I don’t know the exact details of it all, but I do know that they would take turns on that sled, going as fast as they ever have on anything, save for a horse in a rare, full gallop. That hill is steep but treacherous, and anyone knows that you can’t really steer a sled. You can sort of give it advice on which way to go, but once it’s going, that sled ain’t stopping.

Let’s be honest – these boys are growing up in Clarksville, and they don’t have too many thrills outside of fresh raspberries in the summer and the occasional glance or wink from another pigtailed 14-year-old Clarskvillian.

What do you do when the thrills are few and far between? You find more daring and dangerous ways of doing things. Maybe you let that sled go a little faster. Maybe you take more of a running start to get it going. Or maybe you go on the steepest part of the hill with the most stumps, sure that you can weave in and out.

Edmund probably had his fastest sled ride of the day, and Burr wanted in on that rush, too. He took his turn with a long running start, almost leaping down the top of the hill head-first with that sled glued to his chest. “The fastest sled in Butler County,” he probably thought. Mittens damp, heart racing, tears at the outside corners of his eyes from the cold and wind.

And then BOOM. It was over. Burr hit one of those ironwood stumps. Edmund told me that his body flopped and convulsed after he hit it. That stump broke his neck in less than a second, ending the timeline for Ed and Lelah’s firstborn son.

Again, I wasn’t on the hill, but I imagine that Edmund momentarily regressed into a child’s state, his voice cracking as he shouted at Burr, hoping that he was ok. “If Burr gets hurt bad, Frank ain’t gonna let us sled down here again,” he thought. But it was much worse than revoking sled privileges. Burr was dead.

Edmund ran up the north road to our homestead, scared out of his mind. We both went down there as quickly as we could, though the snow makes for slow-going on foot.

There he laid, his neck twisted in a way you never see on the living. You could tell that the stump hit him right on the forehead and face. The blood that sprayed and spilled from his mouth was still bright on the snow. The heat of life in his blood melted some of the snow right down to the fallen leaves underneath. This day, the forest floor met with the blood not of a deer, but of a human taken too early.

His skin was already cold. Edmund and I put him on the sled and again made our way back to the top of the hill. We brought his lifeless body uptown to the doctor, but it was far too late to do anything.
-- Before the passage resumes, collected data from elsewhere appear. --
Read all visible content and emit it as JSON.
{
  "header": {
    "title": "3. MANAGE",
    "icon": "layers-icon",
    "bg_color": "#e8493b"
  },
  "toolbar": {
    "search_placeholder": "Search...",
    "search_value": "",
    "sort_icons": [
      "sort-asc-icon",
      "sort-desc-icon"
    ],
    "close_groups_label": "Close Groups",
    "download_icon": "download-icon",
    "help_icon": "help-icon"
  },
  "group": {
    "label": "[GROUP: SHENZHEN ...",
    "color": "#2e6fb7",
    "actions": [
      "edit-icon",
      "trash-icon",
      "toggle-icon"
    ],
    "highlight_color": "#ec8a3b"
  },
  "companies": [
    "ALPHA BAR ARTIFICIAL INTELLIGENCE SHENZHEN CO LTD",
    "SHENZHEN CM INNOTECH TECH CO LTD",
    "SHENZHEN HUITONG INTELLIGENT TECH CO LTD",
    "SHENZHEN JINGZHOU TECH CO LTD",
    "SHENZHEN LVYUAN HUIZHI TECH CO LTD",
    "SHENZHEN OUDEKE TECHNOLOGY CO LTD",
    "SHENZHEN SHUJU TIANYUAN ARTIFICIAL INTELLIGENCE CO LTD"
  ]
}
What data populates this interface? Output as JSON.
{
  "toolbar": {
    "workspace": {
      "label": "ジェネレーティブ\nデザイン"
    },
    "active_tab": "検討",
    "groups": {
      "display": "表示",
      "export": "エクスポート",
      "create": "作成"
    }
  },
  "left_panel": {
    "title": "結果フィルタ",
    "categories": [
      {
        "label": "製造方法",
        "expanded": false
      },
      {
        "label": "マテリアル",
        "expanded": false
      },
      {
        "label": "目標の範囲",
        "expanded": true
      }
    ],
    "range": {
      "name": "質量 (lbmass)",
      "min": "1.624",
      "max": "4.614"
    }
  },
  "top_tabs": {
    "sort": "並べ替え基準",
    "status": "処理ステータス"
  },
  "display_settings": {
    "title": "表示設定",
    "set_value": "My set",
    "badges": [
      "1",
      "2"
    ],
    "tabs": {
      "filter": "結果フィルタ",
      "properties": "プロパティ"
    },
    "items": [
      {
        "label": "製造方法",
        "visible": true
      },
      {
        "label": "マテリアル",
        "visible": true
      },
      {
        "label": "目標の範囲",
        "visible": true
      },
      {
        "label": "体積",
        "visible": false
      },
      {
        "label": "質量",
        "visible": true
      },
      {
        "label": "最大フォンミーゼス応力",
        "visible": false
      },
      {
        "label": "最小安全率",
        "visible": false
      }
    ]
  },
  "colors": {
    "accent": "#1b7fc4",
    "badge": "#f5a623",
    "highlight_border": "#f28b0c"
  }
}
This all happened on the 5th of January, this year, and has caused me great consternation each day that passed since. This war, this presidential election, this disease atop this death in the woods is almost more than I can manage.

Like all Forrys before me, the advice is to take to the woods to ease your mind. And so I did just that, hoping that returning to the woods would bring peace and calm. But it did not. Two days later, a fresh skiff of snow covered all of the blood, all of the tracks from that day, and even the stump that severed Burr’s spine.

But what I don’t understand is why there are FRESH tracks around that stump, with the same type of Sears & Roebuck overshoe footprints that Burr wore. I’ll see things out of the corner of my eye, but no one else has set foot down here – it’s too soon for most.

It can’t be a ghost. Ghosts aren’t even real. I’ve heard people talk about ghosts after the Number 19 passenger train derailed north of town, killing 16 people in the cold Flood Creek two years ago, but I’ve never believed those tales. They talk of hearing screams at 3 in the morning, the same time those passengers plunged into the river.

This situation seems different. It’s not just screams. It’s tracks, tracks at that very location. When the snow melted, I couldn’t see them anymore, and I sort of let it drift from my mind. But these early October snows have brought it all back. The tracks are there again. And there are more of them. This spirit is becoming more active, more agitated.